O senador Rodrigo Pacheco (PSB-MG) deve se reunir com o presidente Luiz Inácio Lula da Silva (PT) neste sábado (16) ou no domingo (17), no Palácio da Alvorada, em Brasília (DF). A intenção é que o encontro sirva para encerrar as conversas a respeito do futuro político de Pacheco, com uma resposta definitiva ao convite de Lula para que o senador dispute o governo de Minas Gerais.
O Fator apurou que a reunião, apesar de não ser tratada como certa, é tida como provável. Segundo interlocutores do Palácio do Planalto, Lula já avisou a Pacheco e ao vice-presidente Geraldo Alckmin (PSB) sobre a possibilidade da conversa ocorrer já no final de semana.
Como mostrou O Fator, durante reunião nesta semana com o presidente nacional do PT, Edinho Silva, Pacheco sinalizou que não pretende entrar na disputa pelo Palácio Tiradentes. Nos bastidores, integrantes do governo ainda avaliam, porém, que o cenário não está totalmente encerrado.

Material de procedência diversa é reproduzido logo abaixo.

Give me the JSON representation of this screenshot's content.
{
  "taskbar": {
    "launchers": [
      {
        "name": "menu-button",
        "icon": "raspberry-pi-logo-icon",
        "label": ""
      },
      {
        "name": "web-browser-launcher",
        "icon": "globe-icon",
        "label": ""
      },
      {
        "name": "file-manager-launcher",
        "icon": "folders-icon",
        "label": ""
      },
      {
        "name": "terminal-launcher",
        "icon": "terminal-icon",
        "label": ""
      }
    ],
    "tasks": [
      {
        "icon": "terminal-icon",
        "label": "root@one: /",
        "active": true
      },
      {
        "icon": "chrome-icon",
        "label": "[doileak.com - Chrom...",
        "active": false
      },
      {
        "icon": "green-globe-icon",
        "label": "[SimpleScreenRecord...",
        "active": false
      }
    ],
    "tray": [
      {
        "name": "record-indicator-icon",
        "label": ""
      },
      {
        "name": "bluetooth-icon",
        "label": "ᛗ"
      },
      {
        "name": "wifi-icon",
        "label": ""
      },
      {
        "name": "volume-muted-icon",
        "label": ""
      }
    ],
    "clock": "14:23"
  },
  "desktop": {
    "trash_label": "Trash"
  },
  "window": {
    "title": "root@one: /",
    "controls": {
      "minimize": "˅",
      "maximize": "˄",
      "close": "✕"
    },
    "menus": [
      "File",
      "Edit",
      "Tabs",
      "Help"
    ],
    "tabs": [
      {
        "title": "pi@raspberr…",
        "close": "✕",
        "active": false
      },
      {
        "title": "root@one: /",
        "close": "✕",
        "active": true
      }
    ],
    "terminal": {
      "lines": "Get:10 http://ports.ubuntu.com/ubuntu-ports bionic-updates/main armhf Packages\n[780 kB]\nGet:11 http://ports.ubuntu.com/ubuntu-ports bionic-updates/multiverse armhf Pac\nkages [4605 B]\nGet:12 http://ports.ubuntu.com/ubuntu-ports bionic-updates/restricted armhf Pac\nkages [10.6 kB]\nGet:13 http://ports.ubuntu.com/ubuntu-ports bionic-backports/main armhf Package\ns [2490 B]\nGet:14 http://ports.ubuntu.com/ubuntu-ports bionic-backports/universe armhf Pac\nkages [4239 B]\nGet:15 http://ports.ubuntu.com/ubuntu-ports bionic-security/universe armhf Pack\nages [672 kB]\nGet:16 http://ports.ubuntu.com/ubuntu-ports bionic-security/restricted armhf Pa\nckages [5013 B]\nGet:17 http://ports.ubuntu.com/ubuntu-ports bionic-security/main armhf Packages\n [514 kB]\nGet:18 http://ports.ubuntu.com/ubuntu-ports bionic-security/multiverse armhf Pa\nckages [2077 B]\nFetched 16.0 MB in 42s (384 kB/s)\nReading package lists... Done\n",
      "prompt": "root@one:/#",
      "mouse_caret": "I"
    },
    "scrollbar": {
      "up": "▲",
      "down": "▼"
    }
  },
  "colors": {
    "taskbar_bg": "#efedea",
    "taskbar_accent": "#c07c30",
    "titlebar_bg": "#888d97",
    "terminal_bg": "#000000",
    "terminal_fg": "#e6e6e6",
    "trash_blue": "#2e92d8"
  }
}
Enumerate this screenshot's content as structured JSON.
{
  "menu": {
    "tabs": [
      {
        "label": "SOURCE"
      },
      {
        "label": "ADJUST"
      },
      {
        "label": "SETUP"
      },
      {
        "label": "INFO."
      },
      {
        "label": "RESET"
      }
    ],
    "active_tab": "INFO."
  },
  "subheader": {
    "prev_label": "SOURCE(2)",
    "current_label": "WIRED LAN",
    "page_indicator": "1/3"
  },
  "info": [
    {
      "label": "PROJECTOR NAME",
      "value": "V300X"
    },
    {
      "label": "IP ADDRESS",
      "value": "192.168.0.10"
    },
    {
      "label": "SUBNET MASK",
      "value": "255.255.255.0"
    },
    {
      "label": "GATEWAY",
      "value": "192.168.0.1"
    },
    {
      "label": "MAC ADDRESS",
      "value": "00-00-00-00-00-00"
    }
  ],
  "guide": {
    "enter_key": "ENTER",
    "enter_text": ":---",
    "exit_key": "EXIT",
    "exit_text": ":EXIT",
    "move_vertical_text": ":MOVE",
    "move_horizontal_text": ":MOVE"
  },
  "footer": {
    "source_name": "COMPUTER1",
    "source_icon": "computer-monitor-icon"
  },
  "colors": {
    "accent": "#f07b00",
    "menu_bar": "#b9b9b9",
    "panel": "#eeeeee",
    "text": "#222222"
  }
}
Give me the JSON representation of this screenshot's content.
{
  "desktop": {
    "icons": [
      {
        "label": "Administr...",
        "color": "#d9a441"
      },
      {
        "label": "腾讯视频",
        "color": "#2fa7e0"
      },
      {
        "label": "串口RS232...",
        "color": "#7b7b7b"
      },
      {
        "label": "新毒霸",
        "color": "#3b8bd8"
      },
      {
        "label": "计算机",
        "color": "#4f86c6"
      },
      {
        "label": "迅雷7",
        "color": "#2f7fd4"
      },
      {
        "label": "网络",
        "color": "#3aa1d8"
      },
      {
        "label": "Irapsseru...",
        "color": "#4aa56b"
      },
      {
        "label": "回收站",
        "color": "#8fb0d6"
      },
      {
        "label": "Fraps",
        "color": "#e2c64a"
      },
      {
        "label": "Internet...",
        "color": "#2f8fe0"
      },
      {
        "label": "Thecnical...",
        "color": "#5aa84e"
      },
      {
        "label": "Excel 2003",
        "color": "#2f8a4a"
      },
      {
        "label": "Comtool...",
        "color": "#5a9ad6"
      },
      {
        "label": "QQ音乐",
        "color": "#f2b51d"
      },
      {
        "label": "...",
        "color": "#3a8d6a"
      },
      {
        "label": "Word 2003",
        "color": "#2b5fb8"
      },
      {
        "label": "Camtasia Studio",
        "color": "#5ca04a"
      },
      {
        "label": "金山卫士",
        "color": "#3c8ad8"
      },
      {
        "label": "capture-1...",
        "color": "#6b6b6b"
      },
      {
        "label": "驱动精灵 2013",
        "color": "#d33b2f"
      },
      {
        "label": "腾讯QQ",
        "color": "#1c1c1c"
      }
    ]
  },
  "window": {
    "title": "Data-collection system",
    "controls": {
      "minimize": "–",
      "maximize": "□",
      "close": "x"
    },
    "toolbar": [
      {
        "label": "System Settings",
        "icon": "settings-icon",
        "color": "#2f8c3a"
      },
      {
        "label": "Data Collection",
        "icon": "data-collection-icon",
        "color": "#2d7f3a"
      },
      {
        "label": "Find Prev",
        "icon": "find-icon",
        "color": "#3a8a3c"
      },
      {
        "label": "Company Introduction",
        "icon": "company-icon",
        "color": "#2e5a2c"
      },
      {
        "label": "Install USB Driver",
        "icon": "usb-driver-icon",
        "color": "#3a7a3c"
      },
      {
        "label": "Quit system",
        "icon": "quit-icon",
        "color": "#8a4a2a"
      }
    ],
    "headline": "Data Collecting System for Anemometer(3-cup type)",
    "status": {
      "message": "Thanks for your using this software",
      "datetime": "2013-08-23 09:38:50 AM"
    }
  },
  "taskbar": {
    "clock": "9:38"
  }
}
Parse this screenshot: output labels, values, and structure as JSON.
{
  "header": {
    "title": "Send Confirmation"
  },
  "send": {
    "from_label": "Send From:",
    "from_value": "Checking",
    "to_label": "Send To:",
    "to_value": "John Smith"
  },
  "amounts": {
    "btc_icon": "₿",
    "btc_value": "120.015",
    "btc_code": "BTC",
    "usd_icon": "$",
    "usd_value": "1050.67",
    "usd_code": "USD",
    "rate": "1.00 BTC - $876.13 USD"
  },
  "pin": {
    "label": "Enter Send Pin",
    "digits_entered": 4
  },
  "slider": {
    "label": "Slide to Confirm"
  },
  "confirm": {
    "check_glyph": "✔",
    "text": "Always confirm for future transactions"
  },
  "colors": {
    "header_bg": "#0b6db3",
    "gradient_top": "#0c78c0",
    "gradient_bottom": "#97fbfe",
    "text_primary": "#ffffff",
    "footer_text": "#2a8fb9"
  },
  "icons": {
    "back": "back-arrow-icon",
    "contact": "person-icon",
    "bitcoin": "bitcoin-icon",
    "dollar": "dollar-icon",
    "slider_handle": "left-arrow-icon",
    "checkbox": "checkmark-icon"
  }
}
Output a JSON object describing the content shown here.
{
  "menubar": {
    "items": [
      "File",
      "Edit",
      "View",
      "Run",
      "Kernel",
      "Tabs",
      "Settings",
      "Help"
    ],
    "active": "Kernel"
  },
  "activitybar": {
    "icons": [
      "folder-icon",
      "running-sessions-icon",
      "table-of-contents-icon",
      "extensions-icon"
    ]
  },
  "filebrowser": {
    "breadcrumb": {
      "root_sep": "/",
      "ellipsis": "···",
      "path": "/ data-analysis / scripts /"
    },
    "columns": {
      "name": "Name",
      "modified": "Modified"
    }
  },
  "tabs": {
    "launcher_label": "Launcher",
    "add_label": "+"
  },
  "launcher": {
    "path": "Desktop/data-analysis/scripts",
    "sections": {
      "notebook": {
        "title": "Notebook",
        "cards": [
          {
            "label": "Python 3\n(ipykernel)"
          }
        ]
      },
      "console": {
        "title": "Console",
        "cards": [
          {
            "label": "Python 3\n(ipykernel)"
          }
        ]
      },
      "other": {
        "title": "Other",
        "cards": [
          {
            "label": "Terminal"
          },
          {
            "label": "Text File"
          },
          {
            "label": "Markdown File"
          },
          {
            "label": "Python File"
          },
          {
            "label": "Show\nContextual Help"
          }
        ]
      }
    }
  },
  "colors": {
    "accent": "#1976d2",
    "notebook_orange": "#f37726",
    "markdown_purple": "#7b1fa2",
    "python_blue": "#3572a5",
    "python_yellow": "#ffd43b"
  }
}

Segundo fontes, também existe a possibilidade de Edinho e do ministro da Secretaria de Relações Institucionais, José Guimarães, participarem de conversas com Lula após o encontro com Pacheco.
Alcolumbre embaralha cenário
A avaliação é de que, além das indefinições do senador sobre o próprio futuro político, a relação de Lula com o presidente do Senado, Davi Alcolumbre (União Brasil-AP), tornou-se mais um obstáculo nas tratativas envolvendo a candidatura em Minas.
Aliados do presidente relatam que Alcolumbre teria tornado insustentável o desgaste com o Planalto após Lula não indicar Pacheco para uma vaga no Supremo Tribunal Federal (STF).
A leitura dentro do governo é de que Alcolumbre atuou, no mês passado, contra o nome do advogado-geral da União, Jorge Messias, durante articulações relacionadas à sucessão no tribunal. Desde então, Lula passou a demonstrar receio sobre o nível de comprometimento político de Pacheco com um eventual projeto do governo em Minas Gerais, diante da proximidade com o amapaense.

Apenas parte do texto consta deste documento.